You, who set out to degrade my own children in the early 2000s, my son physically and emotionally, my daughter a mean girls’ target, crushing me and my wife as well, because we felt the hand slap’s sting and the frozen isolation with the same intense heat and cold.

You, who in 2010, bullied a Geneva student about his sexual orientation, after which he took his own life.

You, thriving on the lack of diversity in Geneva schools, probably don’t understand or care about systemic racism, implicit bias, or the true meaning of “prejudice” (not hate, but ignorance).

You, who most likely have enjoyed a life of white privilege probably take it for granted—if you even know what it is.

You, who uses racial slurs to demean, stereotype and humiliate a boy or girl who takes the same school bus and makes mistakes just like you do on algebra quizzes.

You, who think “Black Lives Matter” is a threat, not a plea for individual recognition; a rant, not a petition for fair treatment; a warning, not an appeal for enlightened respect.
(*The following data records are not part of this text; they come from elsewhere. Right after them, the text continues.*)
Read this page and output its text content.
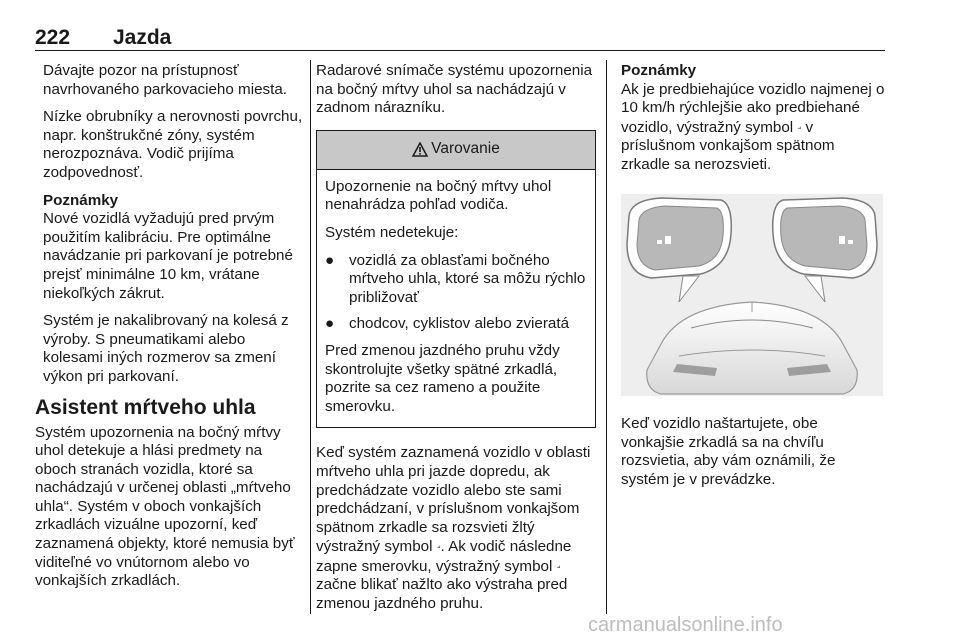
222 Jazda

Dávajte pozor na prístupnosť navrhovaného parkovacieho miesta.

Nízke obrubníky a nerovnosti povrchu, napr. konštrukčné zóny, systém nerozpoznáva. Vodič prijíma zodpovednosť.

Poznámky
Nové vozidlá vyžadujú pred prvým použitím kalibráciu. Pre optimálne navádzanie pri parkovaní je potrebné prejsť minimálne 10 km, vrátane niekoľkých zákrut.

Systém je nakalibrovaný na kolesá z výroby. S pneumatikami alebo kolesami iných rozmerov sa zmení výkon pri parkovaní.

Asistent mŕtveho uhla

Systém upozornenia na bočný mŕtvy uhol detekuje a hlási predmety na oboch stranách vozidla, ktoré sa nachádzajú v určenej oblasti „mŕtveho uhla“. Systém v oboch vonkajších zrkadlách vizuálne upozorní, keď zaznamená objekty, ktoré nemusia byť viditeľné vo vnútornom alebo vo vonkajších zrkadlách.

Radarové snímače systému upozornenia na bočný mŕtvy uhol sa nachádzajú v zadnom nárazníku.

Varovanie

Upozornenie na bočný mŕtvy uhol nenahrádza pohľad vodiča.

Systém nedetekuje:

● vozidlá za oblasťami bočného mŕtveho uhla, ktoré sa môžu rýchlo približovať
● chodcov, cyklistov alebo zvieratá

Pred zmenou jazdného pruhu vždy skontrolujte všetky spätné zrkadlá, pozrite sa cez rameno a použite smerovku.

Keď systém zaznamená vozidlo v oblasti mŕtveho uhla pri jazde dopredu, ak predchádzate vozidlo alebo ste sami predchádzaní, v príslušnom vonkajšom spätnom zrkadle sa rozsvieti žltý výstražný symbol ⟓. Ak vodič následne zapne smerovku, výstražný symbol ⟓ začne blikať nažlto ako výstraha pred zmenou jazdného pruhu.

Poznámky
Ak je predbiehajúce vozidlo najmenej o 10 km/h rýchlejšie ako predbiehané vozidlo, výstražný symbol ⟓ v príslušnom vonkajšom spätnom zrkadle sa nerozsvieti.

Keď vozidlo naštartujete, obe vonkajšie zrkadlá sa na chvíľu rozsvietia, aby vám oznámili, že systém je v prevádzke.

carmanualsonline.info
You, when you took a fellow fifth-grader’s textbook that he needed to complete an assignment, must have loved hearing your mother, on the phone with the bullied boy’s mother, tell the kid’s mom if she wanted the book back she’d have to come over to your house to get it—then let you off the hook, with no show of remorse or apology, and by not handing back the book yourself.
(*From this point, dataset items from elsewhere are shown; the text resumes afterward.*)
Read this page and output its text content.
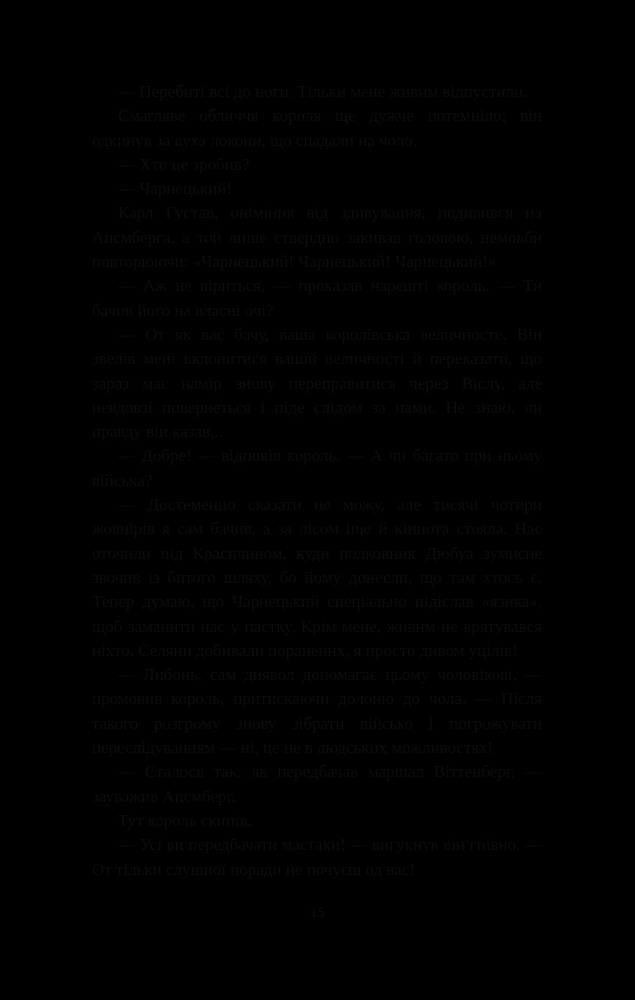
— Перебиті всі до ноги. Тільки мене живим відпустили.

Смагляве обличчя короля ще дужче потемніло; він одкинув за вуха локони, що спадали на чоло.

— Хто це зробив?

— Чарнецький!

Карл Густав, оніміння від здивування, подивився на Апсмберга, а той лише ствердно закивав головою, немовби повторюючи: «Чарнецький! Чарнецький! Чарнецький!»

— Аж не віриться, — проказав нарешті король. — Ти бачив його на власні очі?

— От як вас бачу, ваша королівська величносте. Він звелів мені вклонитися вашій величності й переказати, що зараз має намір знову переправитися через Віслу, але невдовзі повернеться і піде слідом за нами. Не знаю, чи правду він казав...

— Добре! — відповів король. — А чи багато при ньому війська?

— Достеменно сказати не можу, але тисячі чотири жовнірів я сам бачив, а за лісом іще й кіннота стояла. Нас оточили під Красичином, куди полковник Дюбуа зумисне звочив із битого шляху, бо йому донесли, що там хтось є. Тепер думаю, що Чарнецький спеціально підіслав «язика», щоб заманити нас у пастку. Крім мене, живим не врятувався ніхто. Селяни добивали поранених, я просто дивом уцілів!

— Либонь, сам диявол допомагає цьому чоловікові, — промовив король, притискаючи долоню до чола. — Після такого розгрому знову зібрати військо і погрожувати переслідуванням — ні, це не в людських можливостях!

— Сталося так, як передбачав маршал Віттенберг, — зауважив Апсмберг.

Тут король скипів.

— Усі ви передбачати мастаки! — вигукнув він гнівно. — От тільки слушної поради не почуєш од вас!

15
You, who scoff at schools’ attempts to teach students that bullying and racism are unacceptable; chuckle at clawless consequences for bullies who persist; mock students, faculty, administrators and staff when directed to identify and report bullies.

You, who think humiliation and derision are better than love, need love more than we do.

Sincerely yours,

A parent, one of millions, of bullied children

P.S. Grow up.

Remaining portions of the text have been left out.